Fauci’s Plague Years

Dr. Anthony Fauci has become something of a hero in the US. And with good reason as he may be all that stands between Trump and catastrophe in the US.

But to see him standing next to Trump on the podium is to be reminded that in a former life he was also one of the primary targets for ACT UP the formidable AIDS grass roots campaigning group. Those attacks on Fauci culminated when 1500 activists marching to his office waving “Fuck You Fauci” banners and throwing smoke bombs.. Attacking the agency for denying patients access to clinical drug trials. For many activists he is still seen as a key culprit in delaying the roll out of PCP Prophylaxis back in the late eighties and early 90s.

This history was brought home to me vividly in a recent BBC radio profile on Fauci which featured HIV AIDS activist Peter Staley describing how the protests “put a fire under his feet”…” and seemed to do the trick as “within a few moths the executive committee of the AIDS clinical trials group met with Tony and they caved at that point”.. “So” claims Staley “it was that demonstration that broke the log jam.”

Staley pays Fauci a tribute, describing how  “unlike every other member of the US government he invited us to meet with him right away… he also had zero homophobia unlike all of our targets at the time”. Fauci not only listened he also changed his mind. But too late for many activists of whom a significant number to this day see him as complicit in many hundreds of unnecessary deaths.

But Staley tells another side of this story which explains why this activist counts Fauci as a friend. Its worth quoting his words in full

“During the worst AIDS years hundreds of dying gay men filled up nearly every hospital room at the National Institute for Health Clinical hospital and Tony Fauci was their physician. He lost hundreds and hundreds of patients. The amount of loss that he witnessed is extraordinary. And what I have come to know through my friendship with Tony is that the scars that I carry from the plague years are scars he carries to. I’ve cried with Tony and he is the man for this moment..”
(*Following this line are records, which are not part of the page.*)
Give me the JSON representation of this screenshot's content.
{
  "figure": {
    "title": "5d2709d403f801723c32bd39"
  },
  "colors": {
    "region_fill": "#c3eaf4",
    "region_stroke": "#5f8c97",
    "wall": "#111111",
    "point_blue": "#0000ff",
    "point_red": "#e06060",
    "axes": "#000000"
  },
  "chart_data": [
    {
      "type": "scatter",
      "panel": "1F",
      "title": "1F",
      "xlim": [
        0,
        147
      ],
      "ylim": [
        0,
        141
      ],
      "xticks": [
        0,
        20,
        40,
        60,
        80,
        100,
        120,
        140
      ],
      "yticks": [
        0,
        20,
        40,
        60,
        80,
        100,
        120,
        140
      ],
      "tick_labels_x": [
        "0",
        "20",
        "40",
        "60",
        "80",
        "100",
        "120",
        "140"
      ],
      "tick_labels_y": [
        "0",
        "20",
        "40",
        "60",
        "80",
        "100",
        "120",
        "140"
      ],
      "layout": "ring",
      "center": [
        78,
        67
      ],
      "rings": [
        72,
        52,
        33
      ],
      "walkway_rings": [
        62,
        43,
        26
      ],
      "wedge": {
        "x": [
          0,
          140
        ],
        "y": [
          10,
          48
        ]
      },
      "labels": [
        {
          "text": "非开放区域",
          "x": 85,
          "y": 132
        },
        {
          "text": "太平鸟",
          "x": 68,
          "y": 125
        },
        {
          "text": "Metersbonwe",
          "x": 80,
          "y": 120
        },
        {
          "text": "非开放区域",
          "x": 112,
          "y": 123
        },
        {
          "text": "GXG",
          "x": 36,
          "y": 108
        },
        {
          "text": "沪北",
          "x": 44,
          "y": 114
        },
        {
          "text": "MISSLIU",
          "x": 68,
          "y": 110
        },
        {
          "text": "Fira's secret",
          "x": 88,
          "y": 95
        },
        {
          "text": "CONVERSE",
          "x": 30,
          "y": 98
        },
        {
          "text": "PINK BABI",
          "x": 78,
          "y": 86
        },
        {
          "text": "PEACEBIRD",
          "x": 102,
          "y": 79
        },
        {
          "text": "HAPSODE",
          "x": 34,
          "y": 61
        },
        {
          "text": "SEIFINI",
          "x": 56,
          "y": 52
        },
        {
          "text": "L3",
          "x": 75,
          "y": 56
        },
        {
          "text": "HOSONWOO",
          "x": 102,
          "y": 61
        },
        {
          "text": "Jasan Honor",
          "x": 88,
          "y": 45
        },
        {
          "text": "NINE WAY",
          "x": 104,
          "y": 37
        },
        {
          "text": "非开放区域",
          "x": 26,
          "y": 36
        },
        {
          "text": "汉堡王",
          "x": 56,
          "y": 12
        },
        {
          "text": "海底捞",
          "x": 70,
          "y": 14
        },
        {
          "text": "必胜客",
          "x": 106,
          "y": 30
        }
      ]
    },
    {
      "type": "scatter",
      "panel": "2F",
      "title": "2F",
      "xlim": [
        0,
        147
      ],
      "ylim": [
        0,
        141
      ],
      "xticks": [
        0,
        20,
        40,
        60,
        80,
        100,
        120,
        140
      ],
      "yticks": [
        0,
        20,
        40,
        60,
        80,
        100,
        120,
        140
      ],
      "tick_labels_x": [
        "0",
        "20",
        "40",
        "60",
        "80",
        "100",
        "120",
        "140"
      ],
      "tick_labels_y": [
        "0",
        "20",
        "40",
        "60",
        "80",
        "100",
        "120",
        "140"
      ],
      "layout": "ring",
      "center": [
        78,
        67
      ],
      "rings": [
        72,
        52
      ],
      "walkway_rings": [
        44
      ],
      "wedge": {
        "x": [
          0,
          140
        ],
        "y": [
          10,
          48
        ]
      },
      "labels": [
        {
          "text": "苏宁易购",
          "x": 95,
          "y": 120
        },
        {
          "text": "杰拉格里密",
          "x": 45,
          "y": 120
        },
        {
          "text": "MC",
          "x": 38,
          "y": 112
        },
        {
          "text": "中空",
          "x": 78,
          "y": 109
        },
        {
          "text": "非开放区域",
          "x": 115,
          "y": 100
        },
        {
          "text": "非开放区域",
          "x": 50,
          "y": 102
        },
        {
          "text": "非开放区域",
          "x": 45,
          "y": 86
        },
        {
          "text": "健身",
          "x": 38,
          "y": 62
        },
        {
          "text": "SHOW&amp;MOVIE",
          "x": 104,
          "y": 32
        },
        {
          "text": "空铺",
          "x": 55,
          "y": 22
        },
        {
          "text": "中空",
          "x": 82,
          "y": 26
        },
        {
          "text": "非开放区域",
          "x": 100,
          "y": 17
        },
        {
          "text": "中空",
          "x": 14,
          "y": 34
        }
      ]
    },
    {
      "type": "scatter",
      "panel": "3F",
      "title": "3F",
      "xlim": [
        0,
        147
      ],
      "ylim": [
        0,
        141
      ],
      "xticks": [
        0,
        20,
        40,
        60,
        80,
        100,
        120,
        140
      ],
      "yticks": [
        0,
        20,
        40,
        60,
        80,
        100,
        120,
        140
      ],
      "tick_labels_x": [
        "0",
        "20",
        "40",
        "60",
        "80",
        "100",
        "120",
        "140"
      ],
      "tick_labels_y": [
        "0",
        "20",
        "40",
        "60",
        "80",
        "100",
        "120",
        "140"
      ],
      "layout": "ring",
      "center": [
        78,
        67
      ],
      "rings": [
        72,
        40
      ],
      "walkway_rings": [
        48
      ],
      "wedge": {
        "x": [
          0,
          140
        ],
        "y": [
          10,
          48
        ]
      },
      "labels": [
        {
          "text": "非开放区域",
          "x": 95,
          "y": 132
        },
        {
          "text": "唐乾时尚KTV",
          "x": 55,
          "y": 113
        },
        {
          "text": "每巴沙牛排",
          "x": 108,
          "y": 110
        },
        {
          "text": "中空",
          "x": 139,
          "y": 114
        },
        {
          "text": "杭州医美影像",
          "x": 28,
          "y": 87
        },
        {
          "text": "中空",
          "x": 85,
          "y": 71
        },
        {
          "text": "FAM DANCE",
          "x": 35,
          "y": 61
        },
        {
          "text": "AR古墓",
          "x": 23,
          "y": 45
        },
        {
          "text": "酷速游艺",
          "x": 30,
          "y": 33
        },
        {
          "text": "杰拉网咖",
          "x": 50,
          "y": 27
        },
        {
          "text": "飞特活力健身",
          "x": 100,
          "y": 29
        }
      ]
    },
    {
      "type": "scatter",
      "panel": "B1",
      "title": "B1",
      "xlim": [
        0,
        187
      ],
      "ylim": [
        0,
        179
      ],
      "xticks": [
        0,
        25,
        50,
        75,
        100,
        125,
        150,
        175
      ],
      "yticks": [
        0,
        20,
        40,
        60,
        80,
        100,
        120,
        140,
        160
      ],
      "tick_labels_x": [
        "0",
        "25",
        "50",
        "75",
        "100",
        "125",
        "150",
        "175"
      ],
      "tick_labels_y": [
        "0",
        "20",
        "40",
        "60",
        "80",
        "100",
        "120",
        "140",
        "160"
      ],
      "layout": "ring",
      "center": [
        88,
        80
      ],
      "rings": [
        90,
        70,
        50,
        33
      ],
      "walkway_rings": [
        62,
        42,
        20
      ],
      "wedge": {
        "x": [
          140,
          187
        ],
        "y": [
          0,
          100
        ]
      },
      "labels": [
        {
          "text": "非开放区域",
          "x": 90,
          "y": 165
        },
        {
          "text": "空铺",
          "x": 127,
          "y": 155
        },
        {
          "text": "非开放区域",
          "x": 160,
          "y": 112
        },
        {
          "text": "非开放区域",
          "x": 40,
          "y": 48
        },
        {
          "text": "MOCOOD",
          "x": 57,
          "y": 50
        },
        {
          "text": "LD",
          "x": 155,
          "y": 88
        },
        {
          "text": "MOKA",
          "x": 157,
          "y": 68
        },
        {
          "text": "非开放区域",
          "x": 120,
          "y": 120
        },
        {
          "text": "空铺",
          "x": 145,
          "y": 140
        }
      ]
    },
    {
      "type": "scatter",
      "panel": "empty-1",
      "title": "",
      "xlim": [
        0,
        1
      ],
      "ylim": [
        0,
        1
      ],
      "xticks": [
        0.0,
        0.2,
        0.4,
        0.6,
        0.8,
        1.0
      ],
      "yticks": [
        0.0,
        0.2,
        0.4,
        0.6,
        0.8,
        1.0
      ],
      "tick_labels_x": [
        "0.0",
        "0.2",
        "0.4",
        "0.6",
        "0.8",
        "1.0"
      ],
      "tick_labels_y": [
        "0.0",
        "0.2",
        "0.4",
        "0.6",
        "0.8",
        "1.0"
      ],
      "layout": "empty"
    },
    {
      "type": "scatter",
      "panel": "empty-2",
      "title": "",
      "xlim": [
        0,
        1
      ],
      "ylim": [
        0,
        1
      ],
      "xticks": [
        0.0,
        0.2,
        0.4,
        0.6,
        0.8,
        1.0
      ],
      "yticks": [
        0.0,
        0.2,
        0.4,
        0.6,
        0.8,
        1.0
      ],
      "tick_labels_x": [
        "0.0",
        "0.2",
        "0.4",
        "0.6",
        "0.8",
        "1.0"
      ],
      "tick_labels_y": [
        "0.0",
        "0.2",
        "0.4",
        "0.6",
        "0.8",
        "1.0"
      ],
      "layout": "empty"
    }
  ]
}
Maybe Fauci learned something from the communicative genius of ACT UP as during the 2013 Ebola out break he went out of his way to dispel American fears by publicly hugging Nina Fam a US nurse infected after caring for a dying patient when she was considered free of the virus and discharged from hospital.

A well known English writer and activist put things in perspective for me recently when he warned that this was not “the moment to visit old battle fields unless there is something to be learned from them and applied to the current emergency”  adding that “our righteous anger about all those who died dreadful and largely avoidable deaths from PCP should not be used to undermine Dr Fauci’s potential role in saving lives in the COVID 19 scandal in the USA.”

So can anything be learned and applied from the plague years to the current emergency? Is it too early for activism and even rage ? What would COVID 19 activism even look like? One thing we learned was that Fauci was a scientist willing to listen to those outside of the hierarchies of power. It maybe that the kind of openness is more common in immunology that in other natural sciences making it an important outlier for the acceptance that expertise might be found anywhere. The implication of this conclusion is that if we are to prevent the fleet-footed populist demagogues from capitalising on the aftermath of the crisis with more lies, blame and gas-lighting we will need to begin by fundamentally recasting the relationship between the political class, experts and citizens.